The structure of $\Bbb Z_n=\{ kmod(p)|(n,p)=1\}$

Question

this question may seem stupid, but the way a question was phrased by my lecturer has made me a tad confused.

So just to check my understanding first;

$\Bbb Z_p=\{0,1,2,3,....,p-1\}$ is the cyclic group of integers modulo p. the fact that it is prime just means that the only subgroups are the trivial subgroup and the group itself.

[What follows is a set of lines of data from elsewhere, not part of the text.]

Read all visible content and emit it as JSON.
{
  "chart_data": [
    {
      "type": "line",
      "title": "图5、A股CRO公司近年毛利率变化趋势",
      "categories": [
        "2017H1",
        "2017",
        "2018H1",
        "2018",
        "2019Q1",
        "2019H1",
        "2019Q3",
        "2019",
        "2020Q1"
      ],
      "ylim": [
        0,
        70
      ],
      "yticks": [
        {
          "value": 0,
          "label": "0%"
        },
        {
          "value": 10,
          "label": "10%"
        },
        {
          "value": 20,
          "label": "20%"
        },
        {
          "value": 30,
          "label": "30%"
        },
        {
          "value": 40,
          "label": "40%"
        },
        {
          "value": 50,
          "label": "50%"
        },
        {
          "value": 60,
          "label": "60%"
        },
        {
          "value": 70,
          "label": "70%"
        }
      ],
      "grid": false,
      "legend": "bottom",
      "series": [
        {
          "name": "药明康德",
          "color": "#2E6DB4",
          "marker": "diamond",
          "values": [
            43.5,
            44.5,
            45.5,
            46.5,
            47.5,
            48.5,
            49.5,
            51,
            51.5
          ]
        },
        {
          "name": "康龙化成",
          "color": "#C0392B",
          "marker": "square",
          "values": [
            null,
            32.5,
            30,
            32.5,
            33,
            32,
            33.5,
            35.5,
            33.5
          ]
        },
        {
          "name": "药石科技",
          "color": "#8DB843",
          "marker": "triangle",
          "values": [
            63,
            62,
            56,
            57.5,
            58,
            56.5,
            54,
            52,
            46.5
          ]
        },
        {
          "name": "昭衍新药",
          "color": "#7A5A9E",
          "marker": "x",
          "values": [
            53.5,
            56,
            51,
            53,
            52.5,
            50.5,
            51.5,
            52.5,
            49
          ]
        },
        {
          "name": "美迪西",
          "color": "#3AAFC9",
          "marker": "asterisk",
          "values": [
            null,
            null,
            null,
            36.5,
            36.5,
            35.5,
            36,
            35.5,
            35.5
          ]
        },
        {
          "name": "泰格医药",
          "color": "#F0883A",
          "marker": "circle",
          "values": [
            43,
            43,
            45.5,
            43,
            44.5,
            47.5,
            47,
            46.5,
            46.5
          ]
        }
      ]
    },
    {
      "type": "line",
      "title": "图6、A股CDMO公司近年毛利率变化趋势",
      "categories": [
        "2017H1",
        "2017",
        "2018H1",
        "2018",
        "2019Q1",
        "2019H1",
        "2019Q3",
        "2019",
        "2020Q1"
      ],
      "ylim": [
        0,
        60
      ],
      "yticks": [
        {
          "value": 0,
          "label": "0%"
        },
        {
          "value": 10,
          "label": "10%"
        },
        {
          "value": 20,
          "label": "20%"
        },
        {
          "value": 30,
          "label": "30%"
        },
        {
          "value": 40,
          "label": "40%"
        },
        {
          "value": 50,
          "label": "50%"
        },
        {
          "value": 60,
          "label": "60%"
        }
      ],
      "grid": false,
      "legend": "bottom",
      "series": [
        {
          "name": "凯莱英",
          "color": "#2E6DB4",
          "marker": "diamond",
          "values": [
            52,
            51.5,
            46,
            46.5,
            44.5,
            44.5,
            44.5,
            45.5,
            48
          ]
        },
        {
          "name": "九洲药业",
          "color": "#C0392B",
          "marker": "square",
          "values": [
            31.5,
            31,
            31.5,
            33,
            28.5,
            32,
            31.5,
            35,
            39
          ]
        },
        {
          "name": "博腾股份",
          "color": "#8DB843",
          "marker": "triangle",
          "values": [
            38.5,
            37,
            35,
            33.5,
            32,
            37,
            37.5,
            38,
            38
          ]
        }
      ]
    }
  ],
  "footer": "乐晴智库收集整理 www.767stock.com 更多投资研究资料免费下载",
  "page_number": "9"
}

if it were not prime it would still have the same structure eg. $\Bbb Z_6=\{0,1,2,3,4,5\}$.

now my question;

1) How do you find the group of units for some arbitrary group

2) What is the structure of $\Bbb Z_n=\{ kmod(p)|(n,p)=1\}$ ? I feel that it will not simply be {0,1,2,3,...n-1}

Answer 1

Suppose that $u\in \mathbb Z_n$ is a unit. Then there exists $x\in\mathbb Z_n$ such that $ux=1$ in $\mathbb Z_n$, or $$ux\equiv 1\bmod n$$ in $\mathbb Z$. That is, there exists $y\in\mathbb Z$ such that $ux+ny=1$. By Bézout's Identity, this occurs if and only if $\gcd(u,n)=1$. Thus, the unit group of $\mathbb Z_n$ is the set of nonnegative integers less than and coprime to $n$: $$U_n=\{u\in\mathbb Z: \gcd(u,n)=1\}$$

The structure of $U_n$ is very different from that of $\mathbb Z_n$. The most important difference is that it is not closed under addition and has no well-defined addition operation.

Answer 2

1) "How do you find the group of units?" The group of units $U(n)$ of the ring $\Bbb{Z}_n$ has $\phi(n)$ elements, and just consists of the representatives $k$ with $0\le k\le n-1$ which are coprime to $n$. An arbitrary group does not have a group of units.

2) Indeed, the structure is different. First of all, $U(n)$ does not have oder $n$, but only $\phi(n)$, which is smaller than $n$ for $n\ge 2$. So the cyclic group $C_n$ of order $n$ and $U(n)$ have different orders, and moreover $U(n)$ need not be cyclic.